3. Eliminate Supplemental Pension Contributions: Many employees actually receive a "second" pension package known as the "Supplemental Pension Savings Program" (SPSP). Within one month of assuming office, I proposed to eliminate this duplicative program that requires city taxpayers to match a mandatory 3 percent of salary for city employees -- and further match as much as 6 percent of a voluntary contribution. I was thrilled when we were able to negotiate the elimination of this perk for one labor union. However, two other unions and senior management continue to receive this program. City leaders should finish the job of suspending the SPSP program entirely.
4. End Terminal Leave Benefits: Several city employee groups still have "terminal leave" -- wherein city employees continue to accrue pension service credits after they retire -- based on their vacation and personal leave payouts. This policy is not vested and can be changed through labor negotiations -- and would help reduce our pension costs. The savings for taxpayers do not stop there. In addition to pension savings, taxpayers would save on other benefits provided during terminal leave such as holiday pay, workers compensation, and disability insurance.
5. Finish Reforming the DROP Program: The city still has not completed a cost-neutrality study of the notorious "double-dipping" Deferred Retirement Option Plan (DROP) -- which could open the door to significant taxpayer savings.
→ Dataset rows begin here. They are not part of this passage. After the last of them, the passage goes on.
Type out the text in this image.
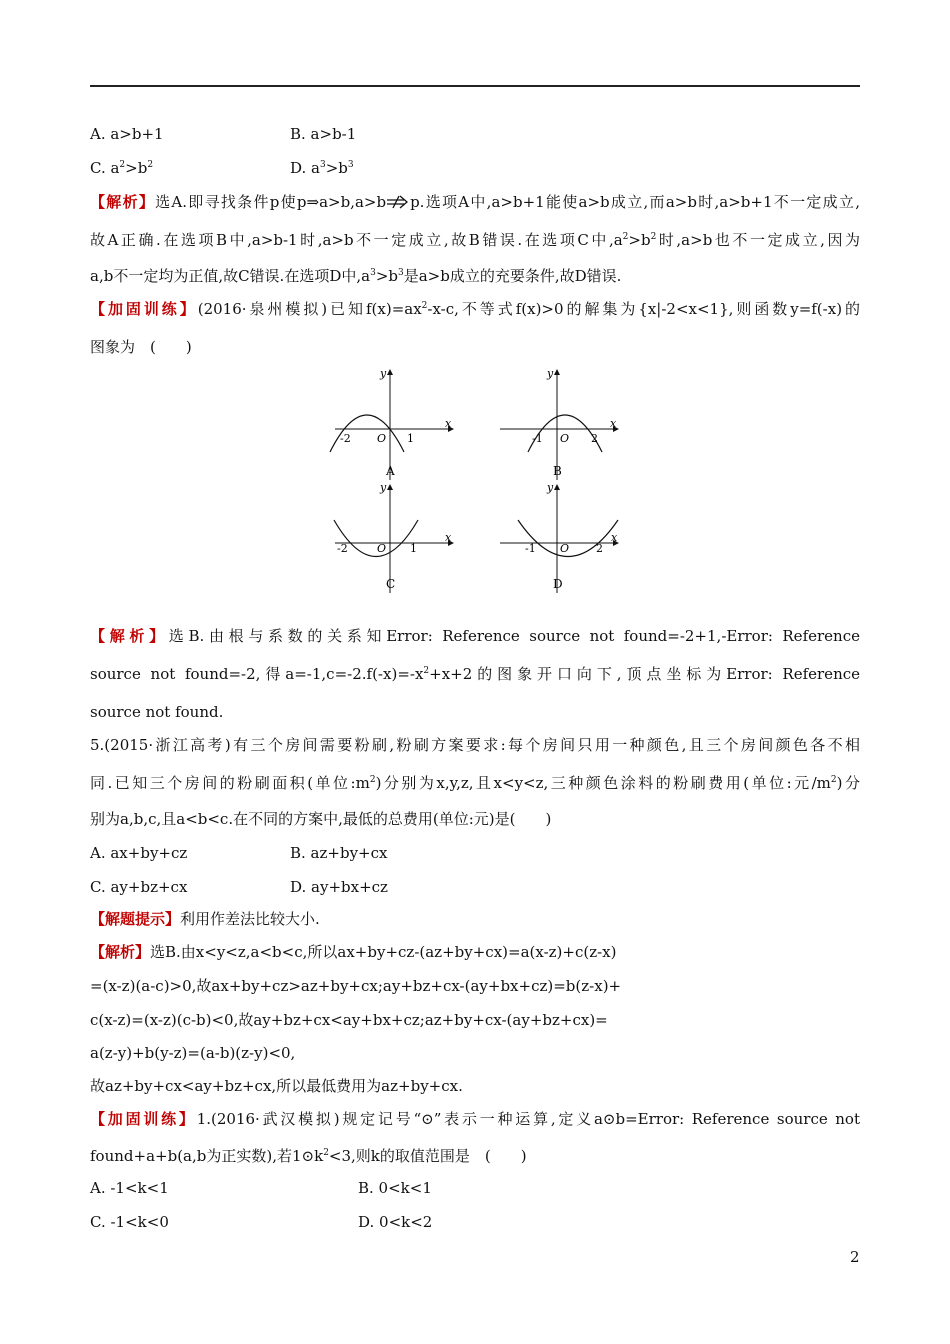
A. a>b+1	B. a>b-1
C. $a^2>b^2$	D. $a^3>b^3$
【解析】选A.即寻找条件p使p⇒a>b,a>b p.选项A中,a>b+1能使a>b成立,而a>b时,a>b+1不一定成立,
故A正确.在选项B中,a>b-1时,a>b不一定成立,故B错误.在选项C中$,a^2>b^2$时,a>b也不一定成立,因为
a,b不一定均为正值,故C错误.在选项D中$,a^3>b^3$是a>b成立的充要条件,故D错误.
【加固训练】(2016·泉州模拟)已知$f(x)=ax^2-x-c$,不等式f(x)>0的解集为{x|-2<x<1},则函数y=f(-x)的
图象为　(　　)
y
x
O
-2	1
A
y
x
O
-1	2
B
y
x
O
-2	1
C
y
x
O
-1	2
D
【解析】选B.由根与系数的关系知Error: Reference source not found=-2+1,-Error: Reference
source not found=-2,得$a=-1,c=-2.f(-x)=-x^2+x+2$的图象开口向下,顶点坐标为Error: Reference
source not found.
5.(2015·浙江高考)有三个房间需要粉刷,粉刷方案要求:每个房间只用一种颜色,且三个房间颜色各不相
同.已知三个房间的粉刷面积(单位$:m^2$)分别为x,y,z,且x<y<z,三种颜色涂料的粉刷费用(单位:元$/m^2$)分
别为a,b,c,且a<b<c.在不同的方案中,最低的总费用(单位:元)是(　　)
A. ax+by+cz	B. az+by+cx
C. ay+bz+cx	D. ay+bx+cz
【解题提示】利用作差法比较大小.
【解析】选B.由x<y<z,a<b<c,所以ax+by+cz-(az+by+cx)=a(x-z)+c(z-x)
=(x-z)(a-c)>0,故ax+by+cz>az+by+cx;ay+bz+cx-(ay+bx+cz)=b(z-x)+
c(x-z)=(x-z)(c-b)<0,故ay+bz+cx<ay+bx+cz;az+by+cx-(ay+bz+cx)=
a(z-y)+b(y-z)=(a-b)(z-y)<0,
故az+by+cx<ay+bz+cx,所以最低费用为az+by+cx.
【加固训练】1.(2016·武汉模拟)规定记号“⊙”表示一种运算,定义a⊙b=Error: Reference source not
found+a+b(a,b为正实数),若$1⊙k^2<3$,则k的取值范围是　(　　)
A. -1<k<1	B. 0<k<1
C. -1<k<0	D. 0<k<2
2
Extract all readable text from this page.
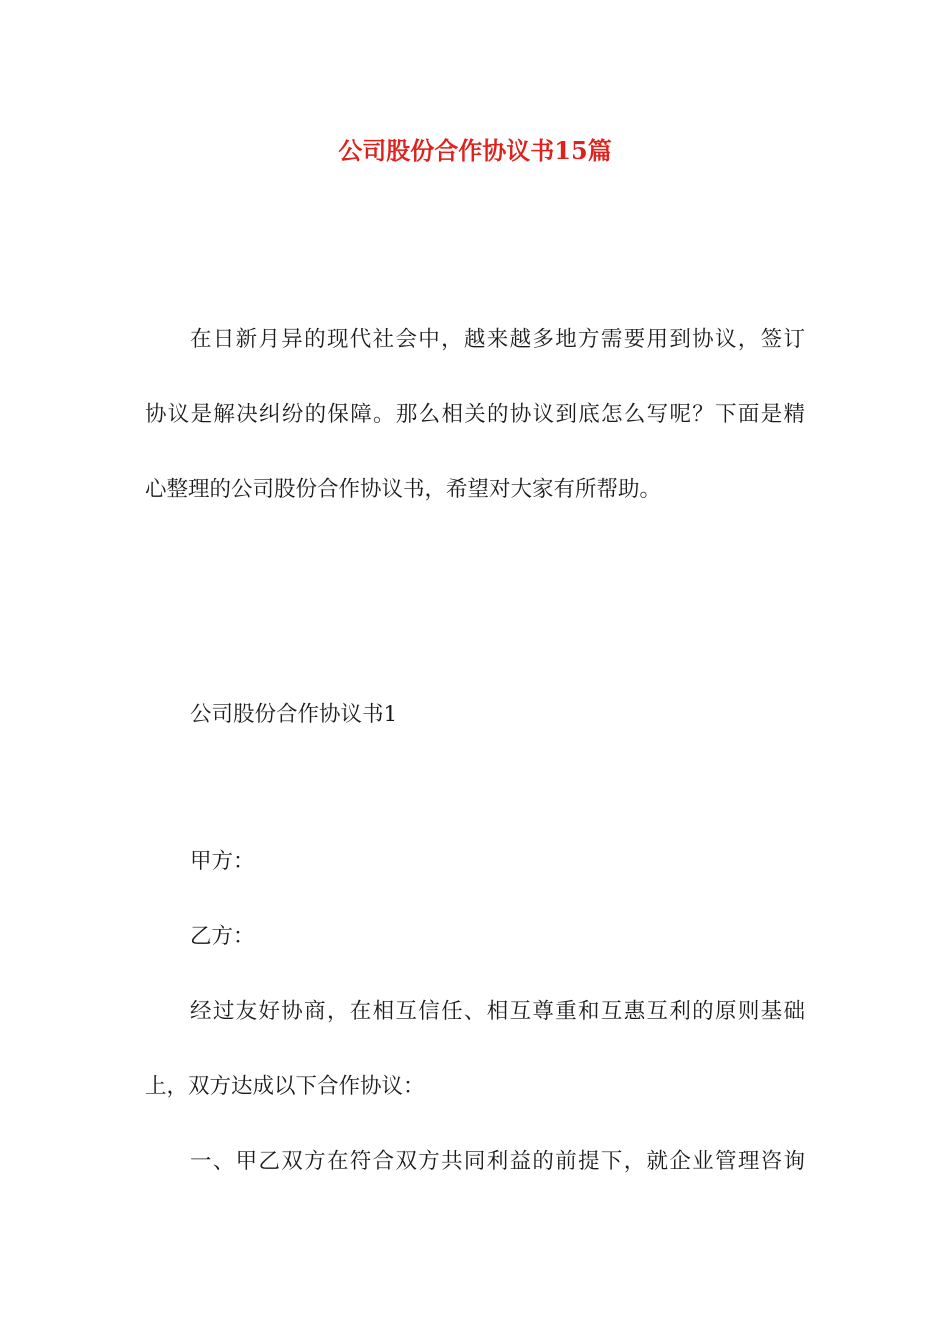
公司股份合作协议书15篇
在日新月异的现代社会中，越来越多地方需要用到协议，签订
协议是解决纠纷的保障。那么相关的协议到底怎么写呢？下面是精
心整理的公司股份合作协议书，希望对大家有所帮助。
公司股份合作协议书1
甲方：
乙方：
经过友好协商，在相互信任、相互尊重和互惠互利的原则基础
上，双方达成以下合作协议：
一、甲乙双方在符合双方共同利益的前提下，就企业管理咨询
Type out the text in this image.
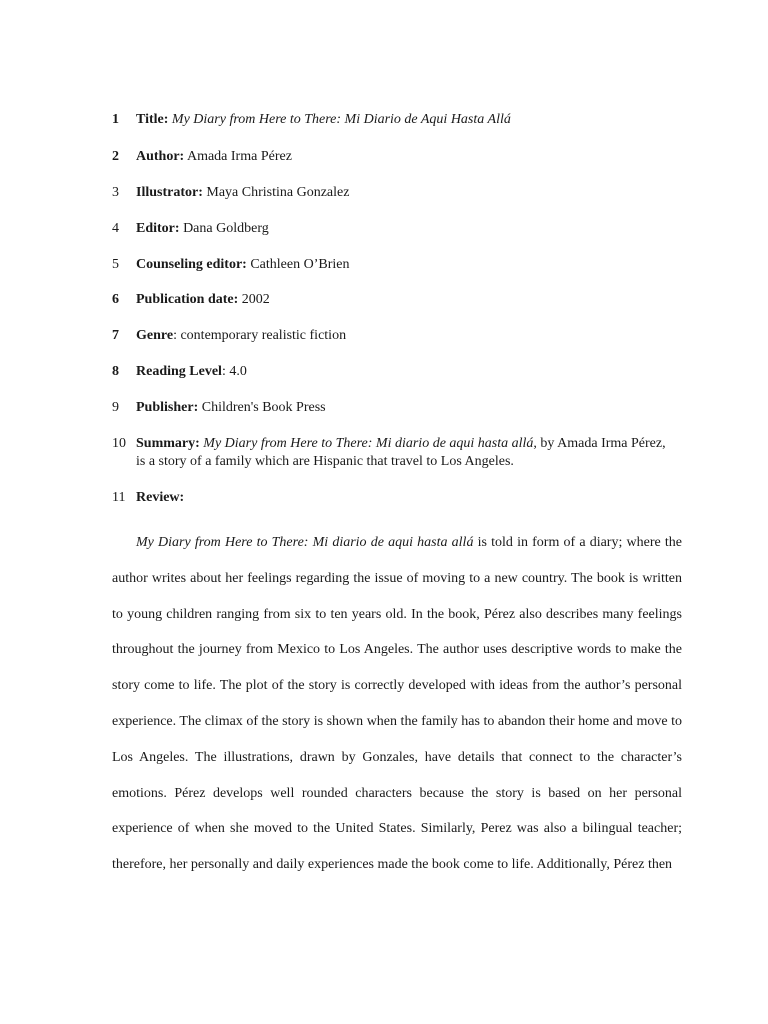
1	Title: My Diary from Here to There: Mi Diario de Aqui Hasta Allá
2	Author: Amada Irma Pérez
3	Illustrator: Maya Christina Gonzalez
4	Editor: Dana Goldberg
5	Counseling editor: Cathleen O’Brien
6	Publication date: 2002
7	Genre: contemporary realistic fiction
8	Reading Level: 4.0
9	Publisher: Children's Book Press
10 Summary: My Diary from Here to There: Mi diario de aqui hasta allá, by Amada Irma Pérez, is a story of a family which are Hispanic that travel to Los Angeles.
11 Review:

My Diary from Here to There: Mi diario de aqui hasta allá is told in form of a diary; where the author writes about her feelings regarding the issue of moving to a new country. The book is written to young children ranging from six to ten years old. In the book, Pérez also describes many feelings throughout the journey from Mexico to Los Angeles. The author uses descriptive words to make the story come to life. The plot of the story is correctly developed with ideas from the author’s personal experience. The climax of the story is shown when the family has to abandon their home and move to Los Angeles. The illustrations, drawn by Gonzales, have details that connect to the character’s emotions. Pérez develops well rounded characters because the story is based on her personal experience of when she moved to the United States. Similarly, Perez was also a bilingual teacher; therefore, her personally and daily experiences made the book come to life. Additionally, Pérez then
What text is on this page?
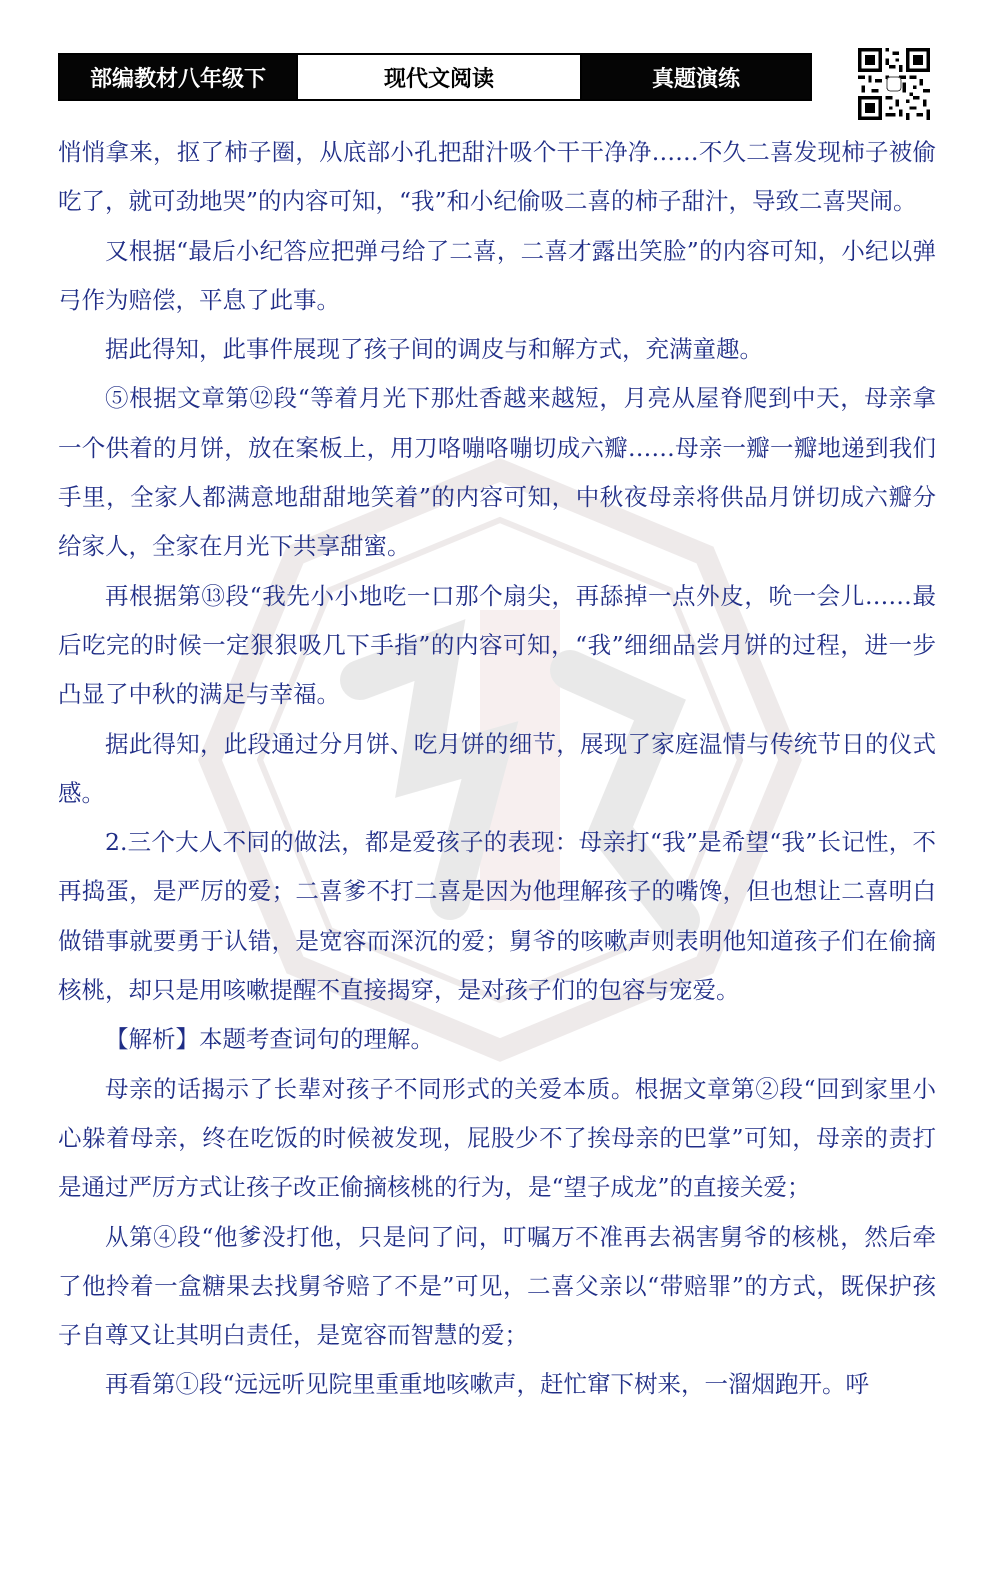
部编教材八年级下	现代文阅读	真题演练

悄悄拿来，抠了柿子圈，从底部小孔把甜汁吸个干干净净……不久二喜发现柿子被偷吃了，就可劲地哭”的内容可知，“我”和小纪偷吸二喜的柿子甜汁，导致二喜哭闹。

又根据“最后小纪答应把弹弓给了二喜，二喜才露出笑脸”的内容可知，小纪以弹弓作为赔偿，平息了此事。

据此得知，此事件展现了孩子间的调皮与和解方式，充满童趣。

⑤根据文章第⑫段“等着月光下那灶香越来越短，月亮从屋脊爬到中天，母亲拿一个供着的月饼，放在案板上，用刀咯嘣咯嘣切成六瓣……母亲一瓣一瓣地递到我们手里，全家人都满意地甜甜地笑着”的内容可知，中秋夜母亲将供品月饼切成六瓣分给家人，全家在月光下共享甜蜜。

再根据第⑬段“我先小小地吃一口那个扇尖，再舔掉一点外皮，吮一会儿……最后吃完的时候一定狠狠吸几下手指”的内容可知，“我”细细品尝月饼的过程，进一步凸显了中秋的满足与幸福。

据此得知，此段通过分月饼、吃月饼的细节，展现了家庭温情与传统节日的仪式感。

2.三个大人不同的做法，都是爱孩子的表现：母亲打“我”是希望“我”长记性，不再捣蛋，是严厉的爱；二喜爹不打二喜是因为他理解孩子的嘴馋，但也想让二喜明白做错事就要勇于认错，是宽容而深沉的爱；舅爷的咳嗽声则表明他知道孩子们在偷摘核桃，却只是用咳嗽提醒不直接揭穿，是对孩子们的包容与宠爱。

【解析】本题考查词句的理解。

母亲的话揭示了长辈对孩子不同形式的关爱本质。根据文章第②段“回到家里小心躲着母亲，终在吃饭的时候被发现，屁股少不了挨母亲的巴掌”可知，母亲的责打是通过严厉方式让孩子改正偷摘核桃的行为，是“望子成龙”的直接关爱；

从第④段“他爹没打他，只是问了问，叮嘱万不准再去祸害舅爷的核桃，然后牵了他拎着一盒糖果去找舅爷赔了不是”可见，二喜父亲以“带赔罪”的方式，既保护孩子自尊又让其明白责任，是宽容而智慧的爱；

再看第①段“远远听见院里重重地咳嗽声，赶忙窜下树来，一溜烟跑开。呼
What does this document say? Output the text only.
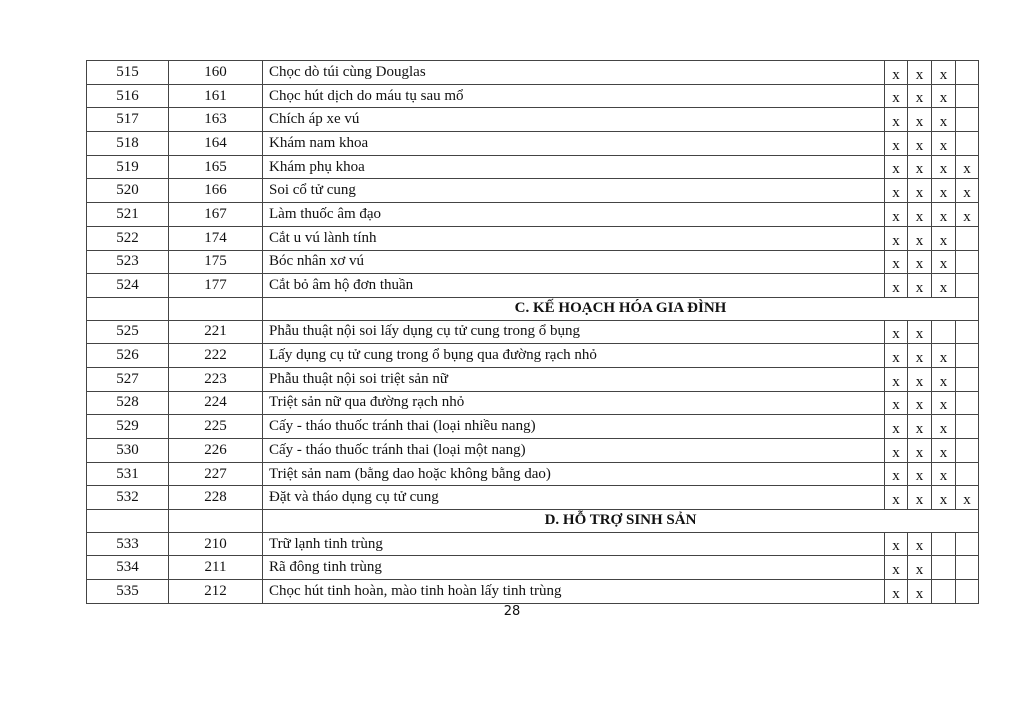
515	160	Chọc dò túi cùng Douglas	x	x	x	
516	161	Chọc hút dịch do máu tụ sau mổ	x	x	x	
517	163	Chích áp xe vú	x	x	x	
518	164	Khám nam khoa	x	x	x	
519	165	Khám phụ khoa	x	x	x	x
520	166	Soi cổ tử cung	x	x	x	x
521	167	Làm thuốc âm đạo	x	x	x	x
522	174	Cắt u vú lành tính	x	x	x	
523	175	Bóc nhân xơ vú	x	x	x	
524	177	Cắt bỏ âm hộ đơn thuần	x	x	x	
		C. KẾ HOẠCH HÓA GIA ĐÌNH				
525	221	Phẫu thuật nội soi lấy dụng cụ tử cung trong ổ bụng	x	x		
526	222	Lấy dụng cụ tử cung trong ổ bụng qua đường rạch nhỏ	x	x	x	
527	223	Phẫu thuật nội soi triệt sản nữ	x	x	x	
528	224	Triệt sản nữ qua đường rạch nhỏ	x	x	x	
529	225	Cấy - tháo thuốc tránh thai (loại nhiều nang)	x	x	x	
530	226	Cấy - tháo thuốc tránh thai (loại một nang)	x	x	x	
531	227	Triệt sản nam (bằng dao hoặc không bằng dao)	x	x	x	
532	228	Đặt và tháo dụng cụ tử cung	x	x	x	x
		D. HỖ TRỢ SINH SẢN				
533	210	Trữ lạnh tinh trùng	x	x		
534	211	Rã đông tinh trùng	x	x		
535	212	Chọc hút tinh hoàn, mào tinh hoàn lấy tinh trùng	x	x		
28
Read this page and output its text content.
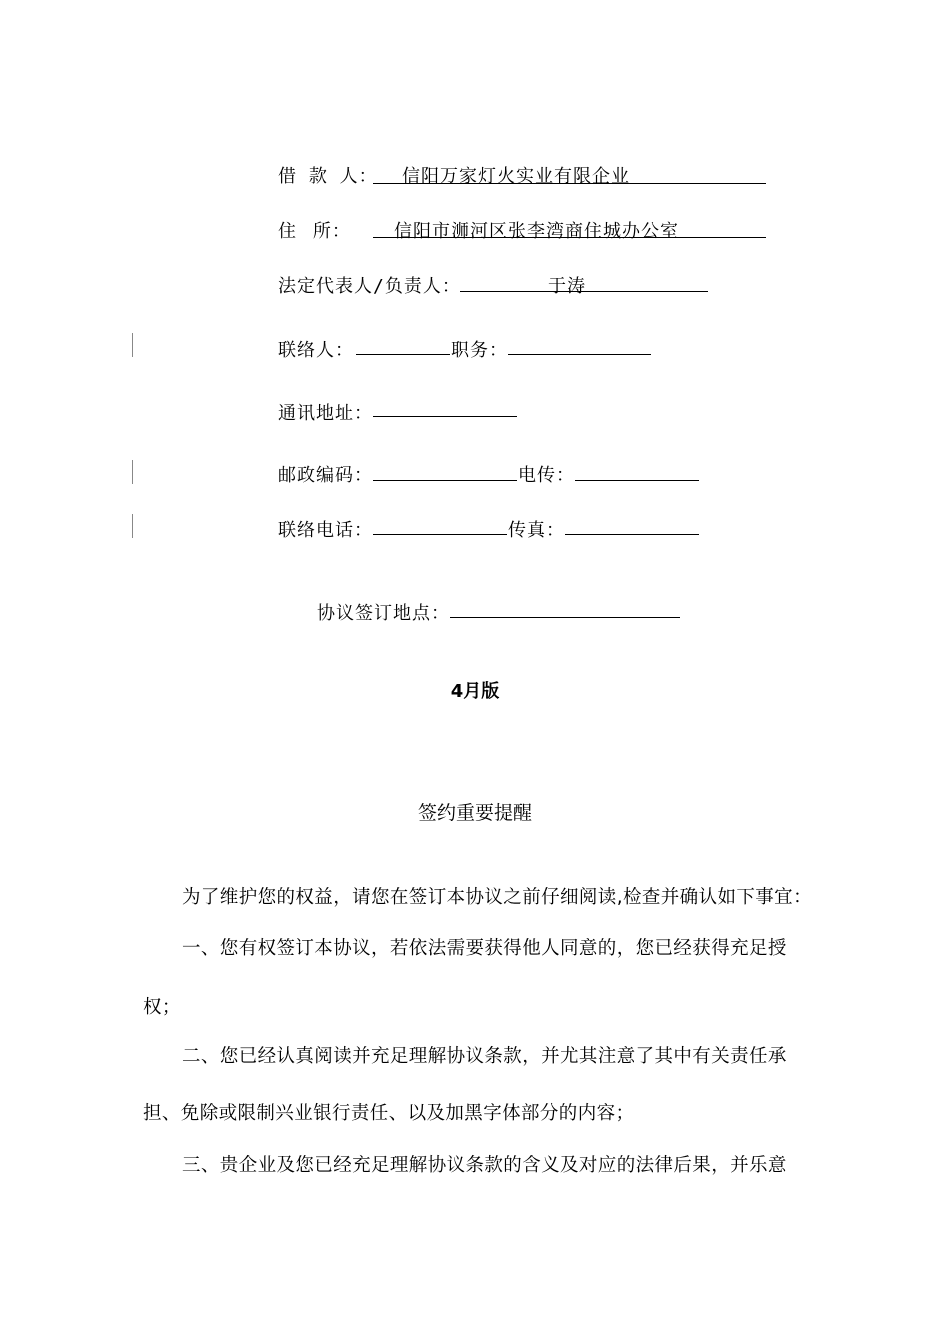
借 款 人： 信阳万家灯火实业有限企业
住 所： 信阳市浉河区张李湾商住城办公室
法定代表人/负责人：	于涛
联络人：	职务：
通讯地址：
邮政编码：	电传：
联络电话：	传真：
协议签订地点：
4月版
签约重要提醒
为了维护您的权益，请您在签订本协议之前仔细阅读,检查并确认如下事宜：
一、您有权签订本协议，若依法需要获得他人同意的，您已经获得充足授
权；
二、您已经认真阅读并充足理解协议条款，并尤其注意了其中有关责任承
担、免除或限制兴业银行责任、以及加黑字体部分的内容；
三、贵企业及您已经充足理解协议条款的含义及对应的法律后果，并乐意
Worse, a legal dispute with the pension board has held up the elimination of the DROP program for several groups of city employees.
Implementing these reforms -- which can all legally be achieved through labor negotiations -- will save taxpayers more than $25 million starting in FY 2012 alone.
City leaders should also continue to examine all pension benefits to ensure they were properly granted and administered -- to determine if reforms can be made to any benefits currently presumed to be "vested" or legally untouchable. Moreover, city leaders should be carefully watching the pension reform program undertaken by Orange County -- which may provide a legal vehicle for allowing city employees to "opt-out" of costly benefit packages into more affordable ones.
To lay the groundwork for pension reform in future years, we must also amend the City Charter to remove an unorthodox requirement that gives city employees a de-facto veto on many changes the mayor and City Council may want to make to the pension system. Presently there are a number of benefit reforms already approved by the mayor and City Council that are being delayed partially due to this Charter provision. Every day of delay potentially costs taxpayers -- and contributes to the pension debt.
There is no silver bullet in pension reform. It will take a combination of all of these reforms to fix San Diego's pension crisis.
Nevertheless, in contrast to the sentiments of some city leaders, further pension reform can not only be legally achieved, it must be completed in order to secure our city's financial future.
DeMaio is a member of the San Diego City Council, representing Council District 5.